Suburban Birds (Qiu Sheng, 2018)
The Northwest Film Forum’s commitment to rethinking the movie release calendar continues this week, and part of last week, with the oddball Wednesday-Tuesday run of Suburban Birds, the feature debut of director Qiu Sheng. That the film should play here at all is somewhat remarkable, contemporary Chinese cinema releases being almost entirely limited to small runs of pop genre films. Sure, festival blockbusters like Jia Zhangke’s Ash is Purest White and Bi Gan’s Long Day’s Journey Into Night play too, but it’s exceedingly rare that a film by an unknown Chinese director gets an art house release. The film has been well-received at Locarno and the New York’s New Directors/New Films Festival, and has the backing of a solid distributor in Cinema Guild. That is likely because, like Bi Gan, who also had his debut feature released on the art house circuit, Suburban Birds is heavily influenced by the works of established and well-known East Asian star directors. Audiences familiar with Jia and Apichatpong Weerasethakul and Tsai Ming-liang will have no trouble relating to this beautiful, dreamy, yet precise tour through the contradictions of modern China.
Set in an unnamed Chinese city, one of those meticulous and vast urban spaces that has cropped up over the past twenty years, where a surveying crew is attempting to account for the subsidence of various buildings. The new city is literally sinking into the ground. Exploring an abandoned elementary school, one of the crew, Xia Hao, discovers an old diary and the next hour or so of the film is an extended flashback, or dream, of his childhood, complete with title cards for the date and day of the week (but not the year), as if we too are reading the lost diary. There’s little forward momentum here: the middle school kids, almost entirely without adult presence, wander their town, in between forest and construction zones, exploring the city as the old is being demolished to make way for the new. The two timelines, past and future Xia Hao, intersect in minor ways, recalling more the temporal contradictions of Hong Sangsoo’s In Another Country than anything more serious (Bi Gan’s scrambling of time in Kaili Blues, for example). The middle section is less coming of age than slice of life, what plot direction it has is more toward a falling away than growing up, entropic rather than progressive.

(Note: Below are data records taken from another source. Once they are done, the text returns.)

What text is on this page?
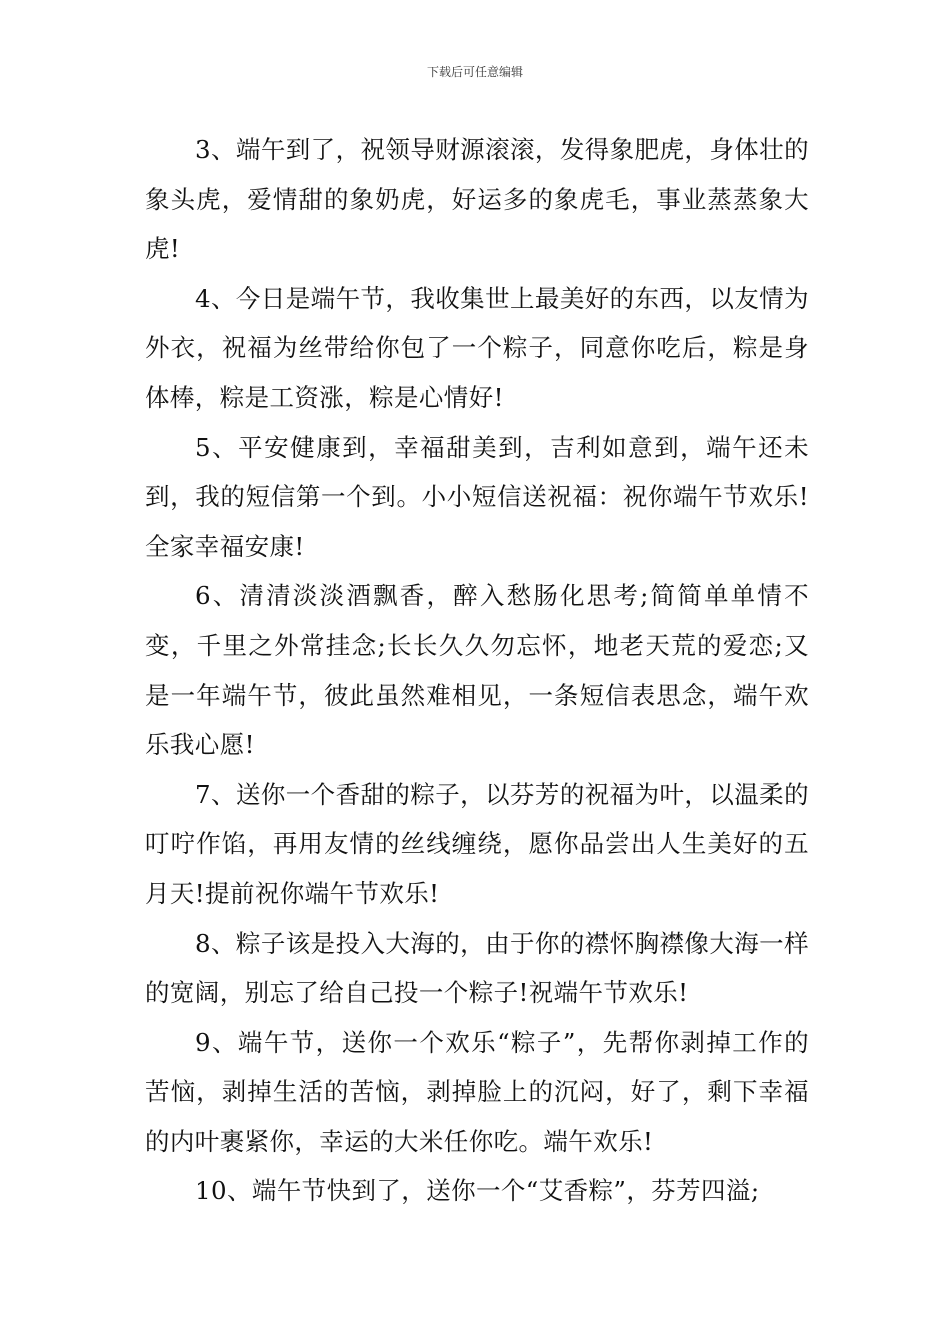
下载后可任意编辑

3、端午到了，祝领导财源滚滚，发得象肥虎，身体壮的象头虎，爱情甜的象奶虎，好运多的象虎毛，事业蒸蒸象大虎!

4、今日是端午节，我收集世上最美好的东西，以友情为外衣，祝福为丝带给你包了一个粽子，同意你吃后，粽是身体棒，粽是工资涨，粽是心情好!

5、平安健康到，幸福甜美到，吉利如意到，端午还未到，我的短信第一个到。小小短信送祝福：祝你端午节欢乐!全家幸福安康!

6、清清淡淡酒飘香，醉入愁肠化思考;简简单单情不变，千里之外常挂念;长长久久勿忘怀，地老天荒的爱恋;又是一年端午节，彼此虽然难相见，一条短信表思念，端午欢乐我心愿!

7、送你一个香甜的粽子，以芬芳的祝福为叶，以温柔的叮咛作馅，再用友情的丝线缠绕，愿你品尝出人生美好的五月天!提前祝你端午节欢乐!

8、粽子该是投入大海的，由于你的襟怀胸襟像大海一样的宽阔，别忘了给自己投一个粽子!祝端午节欢乐!

9、端午节，送你一个欢乐“粽子”，先帮你剥掉工作的苦恼，剥掉生活的苦恼，剥掉脸上的沉闷，好了，剩下幸福的内叶裹紧你，幸运的大米任你吃。端午欢乐!

10、端午节快到了，送你一个“艾香粽”，芬芳四溢;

Back in the present (or the future), Xia Hao is increasingly convinced that the whole city is resting on a groundwater leak, that its unstable foundations will eventually, possibly quite soon, lead the whole thing to collapse. The metaphor here is not the least bit subtle, but Qiu underplays it, relying on image and landscape and cityscape, captured in crystal clear and brightly colored 1.33 images, to build a mood of societal unease, of inevitable collapse. In this it recalls another recent Chinese film to have been released here, Zhao Liang’s 2015 documentary Behemoth, which ended its exploration of China’s coal industry in a vast, freshly-constructed ghost town, a space of cutting edge modernity that is nonetheless wholly empty of human habitation. The streets of Suburban Birds are similarly empty, we really only see Xia Hao and his companions, past and present, though the sounds of others are omnipresent. Birds chirp constantly in the past, but there’s only construction and traffic in the present, and the drip drip drip of the new city’s impending watery doom.